Steve Berger pulls up to the Hebrew Academy’s parking lot every Tuesday. He’s not here to meet with the school’s 300 students. The seventy-year-old’s weekly visits are for checking on his own brood, some thirty-five fruit trees blooming across the Long Beach campus.
Berger, a computer programmer by training and a horticulturist by hobby, has taught himself everything there is to know about trees and flora. For the last seventeen years, he’s been planting love for the children of southern California.
It all started with Israel’s special fruits and a passionate educator, Rabbi Avrohom Popack. “When he asked me to plant the seven species on campus, I had no idea what they were,” the dedicated volunteer recalls. He learned quickly. Soon enough, fig, date palm, and olive trees were swaying in the sunshine. Grape vines and tracts of wheat and barley popped up quickly as well. Berger’s pomegranate trees are so verdant that every student picks his own glossy red fruit to bring home each Rosh Hashanah.
That was just the beginning. Several times a year, he helps preschool students plant sugar snap peas and onion seedlings in their Kinder Garden. Mango, apple, avocado, plum, and tangerine trees surround the school’s buildings, providing beauty along with shade and snacks. They also yield something less tangible but more important, Popack believes. “Steve invests his whole heart into each child and into each plant. He teaches them about the miracles and science of the natural world. He shows them the greatness of G-d, how one small seed turns into a lush tree. It’s magical for the kids, their eyes sparkle when they pick their fruit.”
Berger’s greatest horticultural triumph is a trio of etrog trees that flank the teachers’ lounge. “About eight years ago, I asked the rabbi if we should plant an etrog tree. He loved the idea so I started to search the internet. You can find everything online, but there were no etrog trees.” After several frustrating months, he gave up on purchasing a tree and did the next best thing. Berger extracted seventy-eight seeds from his rabbi’s used etrog, planting each in its own little pot. More than half germinated, eventually topping out at two inches each. One of them was just a bit taller. Every plant died over the next few weeks except for that one determined seedling that kept growing. When Tu B’shvat rolled around, it was just big enough to plant in the ground. The following year, Berger did the same thing and succeeded in planting two more saplings. This past Sukkot, each class in the school picked its own etrog to use on Sukkot. Some of them were as big as a football.
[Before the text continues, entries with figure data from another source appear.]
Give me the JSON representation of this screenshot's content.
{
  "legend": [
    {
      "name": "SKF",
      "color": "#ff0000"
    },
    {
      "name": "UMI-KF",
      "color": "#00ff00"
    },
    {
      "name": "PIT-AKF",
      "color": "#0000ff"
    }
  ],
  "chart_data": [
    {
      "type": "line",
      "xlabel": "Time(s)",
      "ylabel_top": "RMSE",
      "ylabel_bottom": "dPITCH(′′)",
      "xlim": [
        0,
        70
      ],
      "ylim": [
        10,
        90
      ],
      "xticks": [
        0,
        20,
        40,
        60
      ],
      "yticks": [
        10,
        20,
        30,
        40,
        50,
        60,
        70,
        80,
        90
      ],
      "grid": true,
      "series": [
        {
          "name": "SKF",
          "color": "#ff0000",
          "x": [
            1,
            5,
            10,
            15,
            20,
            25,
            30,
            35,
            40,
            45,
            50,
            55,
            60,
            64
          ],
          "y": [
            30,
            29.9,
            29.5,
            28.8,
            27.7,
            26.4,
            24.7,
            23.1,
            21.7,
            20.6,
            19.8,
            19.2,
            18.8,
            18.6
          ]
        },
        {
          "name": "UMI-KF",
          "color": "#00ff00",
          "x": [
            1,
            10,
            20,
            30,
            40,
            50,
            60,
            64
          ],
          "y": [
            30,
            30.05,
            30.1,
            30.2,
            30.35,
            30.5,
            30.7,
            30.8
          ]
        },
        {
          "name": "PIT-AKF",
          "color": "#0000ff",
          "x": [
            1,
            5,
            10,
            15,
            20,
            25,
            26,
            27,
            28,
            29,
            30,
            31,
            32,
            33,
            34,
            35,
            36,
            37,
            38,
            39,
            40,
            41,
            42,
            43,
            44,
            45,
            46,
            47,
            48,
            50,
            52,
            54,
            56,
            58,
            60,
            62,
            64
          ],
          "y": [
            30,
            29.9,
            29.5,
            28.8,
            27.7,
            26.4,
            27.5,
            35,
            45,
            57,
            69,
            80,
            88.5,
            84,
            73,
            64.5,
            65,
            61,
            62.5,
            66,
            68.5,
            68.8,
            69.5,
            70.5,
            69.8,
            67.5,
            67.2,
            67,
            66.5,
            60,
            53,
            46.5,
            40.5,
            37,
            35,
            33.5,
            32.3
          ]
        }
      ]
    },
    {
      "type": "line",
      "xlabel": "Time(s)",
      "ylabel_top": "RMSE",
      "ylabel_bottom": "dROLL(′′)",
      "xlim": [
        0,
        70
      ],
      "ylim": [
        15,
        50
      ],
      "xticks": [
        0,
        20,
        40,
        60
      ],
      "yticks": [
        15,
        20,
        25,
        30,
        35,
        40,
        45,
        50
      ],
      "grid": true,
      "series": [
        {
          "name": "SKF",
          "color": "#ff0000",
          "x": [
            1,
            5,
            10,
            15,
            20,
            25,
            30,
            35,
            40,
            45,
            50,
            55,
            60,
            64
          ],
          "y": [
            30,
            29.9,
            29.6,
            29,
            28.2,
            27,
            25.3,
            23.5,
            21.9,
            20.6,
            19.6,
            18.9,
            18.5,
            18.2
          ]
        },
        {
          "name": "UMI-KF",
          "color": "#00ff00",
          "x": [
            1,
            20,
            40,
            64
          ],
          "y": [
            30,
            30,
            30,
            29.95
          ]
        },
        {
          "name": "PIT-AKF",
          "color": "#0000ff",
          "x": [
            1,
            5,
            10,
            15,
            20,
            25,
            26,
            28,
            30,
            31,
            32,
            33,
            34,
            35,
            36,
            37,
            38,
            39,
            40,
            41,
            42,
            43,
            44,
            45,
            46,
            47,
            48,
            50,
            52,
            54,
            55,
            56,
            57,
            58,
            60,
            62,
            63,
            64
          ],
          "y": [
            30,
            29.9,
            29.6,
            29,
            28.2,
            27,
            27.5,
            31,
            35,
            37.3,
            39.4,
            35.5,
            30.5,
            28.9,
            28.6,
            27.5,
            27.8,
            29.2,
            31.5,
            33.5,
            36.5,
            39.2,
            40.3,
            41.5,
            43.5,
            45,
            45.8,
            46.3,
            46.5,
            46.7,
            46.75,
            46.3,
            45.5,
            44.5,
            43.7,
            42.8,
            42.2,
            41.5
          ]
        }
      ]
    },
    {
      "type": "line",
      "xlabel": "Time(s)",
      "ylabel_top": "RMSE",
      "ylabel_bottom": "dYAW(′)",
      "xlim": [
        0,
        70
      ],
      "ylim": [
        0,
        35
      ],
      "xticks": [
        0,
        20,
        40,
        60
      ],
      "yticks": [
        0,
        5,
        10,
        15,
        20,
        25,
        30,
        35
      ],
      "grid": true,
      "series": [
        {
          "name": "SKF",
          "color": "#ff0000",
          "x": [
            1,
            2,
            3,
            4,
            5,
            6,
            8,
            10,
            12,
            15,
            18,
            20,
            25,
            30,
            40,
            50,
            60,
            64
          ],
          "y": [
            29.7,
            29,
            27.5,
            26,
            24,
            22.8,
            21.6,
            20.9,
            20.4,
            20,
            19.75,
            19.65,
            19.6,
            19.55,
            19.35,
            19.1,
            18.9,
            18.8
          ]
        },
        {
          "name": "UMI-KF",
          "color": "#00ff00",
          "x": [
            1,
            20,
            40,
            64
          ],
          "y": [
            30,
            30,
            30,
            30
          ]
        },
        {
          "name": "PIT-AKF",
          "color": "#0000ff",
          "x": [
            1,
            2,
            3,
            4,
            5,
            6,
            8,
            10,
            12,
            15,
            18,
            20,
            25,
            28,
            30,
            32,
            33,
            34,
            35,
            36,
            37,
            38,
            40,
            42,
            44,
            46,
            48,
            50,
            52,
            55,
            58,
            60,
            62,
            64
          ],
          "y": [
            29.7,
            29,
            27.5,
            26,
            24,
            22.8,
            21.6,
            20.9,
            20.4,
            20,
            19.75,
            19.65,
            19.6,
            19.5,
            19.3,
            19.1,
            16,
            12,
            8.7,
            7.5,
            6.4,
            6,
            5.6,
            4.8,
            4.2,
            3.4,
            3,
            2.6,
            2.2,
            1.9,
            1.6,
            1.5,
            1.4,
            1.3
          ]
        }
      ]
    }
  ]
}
“I am no rabbi and I’m just a hobbyist, but together we learned a lot about the technicalities and Jewish laws of growing etrogs,” Berger explains. Before giving each class their own citron, Berger shared the trees’ backstory with the children. “They are miraculous trees,” enthuses Popack. “Etrog trees are supposed to take six to seven years to produce fruit. Our etrogs appeared in half that time.”
Giving to the community is an important facet of Berger’s commitment to the school’s plant life. And it’s most evident each year on Tu B’shvat when children and their grandparents plant a tree on campus as part of Hebrew Academy’s Generations Day. All of the participants also receive a cutting of a pomegranate or fig tree to plant in their own yards. Hundreds of trees growing across California and in other states are a testament to one man’s vision.
Berger continues to plant seeds in more ways than one. “When grandparents spend a day at school, they witness the next generation learning and growing in front of their eyes. And when they see how one man does so much for them,” continues Popack, “it inspires them to volunteer and invest in that future as well.”